Больше половины населения живет между средним классом и бедными. Если денег немножко добавилось — хорошо, удастся съездить в Турцию или купить бюджетный автомобиль. Это предел мечтаний. Нет рефлексии по поводу социальности, по поводу политичности — за ненадобностью. А с бедных грех ­что-либо спрашивать, они просто выживают.

С точки зрения географии — да, страна поляризована, но не по региональному разрезу. Это примитивизация, потому что в каждом регионе есть те же самые чиновники, есть ­как-то работающий бизнес. И есть бедные. Разница в доле этих бедных. Поэтому разложить страну: Тыва — это бедные, Москва — это богатые, так это не работает. Внутри каждого региона есть достаточно большая дифференциация. Как следствие, мы не можем выявить долю по-настоящему модернизированных людей, с модерными ценностями. Вы городской житель, вы неплохо образованы, неплохо зарабатываете. Но если вы служите в бюджетном учреждении, ваши представления о реальности будут очень сильно подстраиваться под государственную норму, под то, как положено думать.
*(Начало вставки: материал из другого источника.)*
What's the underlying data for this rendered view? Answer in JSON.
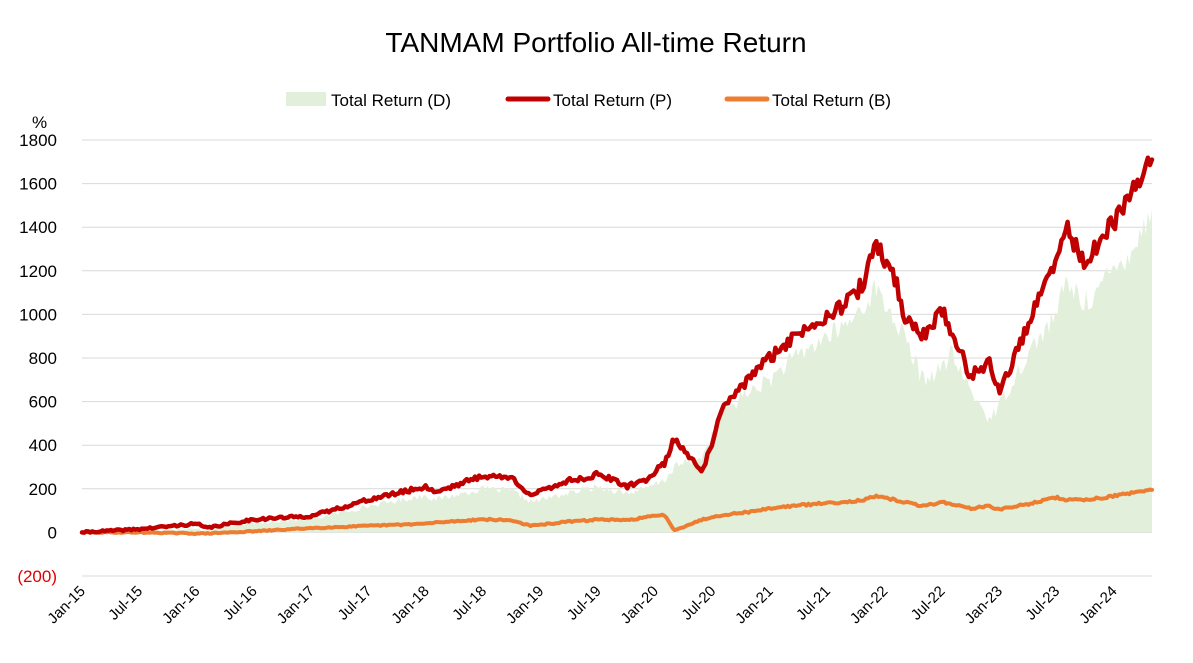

— Я правильно понимаю, что это результат большого объема нефтегазовых доходов? Струйки этих доходов самыми разными путями текут в разной степени, но все же ко всем слоям населения.

— В большей или меньшей степени. Страна, которая сильно зависит от бюджетной занятости, априори более лояльна текущему политическому режиму. В­се-таки 15—16 миллионов бюджетников из 70 с небольшим миллионов занятых — это много. Еще стоит учесть 16 миллионов работающих в крупном бизнесе — у многих от Ростеха до Роснефти тоже очень велика зависимость от государства. Понятно, что «Лукойл» — частный, металлурги — частные. Но от того, как с ними ведет себя государство, тоже много чего зависит. Малый и средний бизнес — основа буржуазного среднего класса — это в основном ребята с простыми привычками, люди конкретные, чаще всего с буквой Z. Потому что так клево, потому что «мы крутые». Да, к нему пришел пожарный надзор, и «опять эти сволочи вымогают деньги». Но он в ­общем-то неплохо зарабатывает, да и вся страна у нас такая крутая. Когда есть очевидный недостаток образования и он дополняется комплексом постимперского синдрома, не надо ожидать от малого и среднего бизнеса большой социальной и политической вменяемости, не надо иллюзий. В нем очень значимая страта, поддерживающая ЛДПР.

А про бедных вообще не надо спрашивать. У них нет политических предпочтений. У них есть ощущение социального низа. И они готовы винить в этом ощущении кого угодно — власть, олигархов, Москву, только не себя. Себя виноватыми не признают: да, у меня плохое образование; да, я живу непонятно где, но виноваты все кроме меня. И вот этот набор комплексов, ограничений и зависимостей создает ту страну, в которой мы с вами имеем счастье жить.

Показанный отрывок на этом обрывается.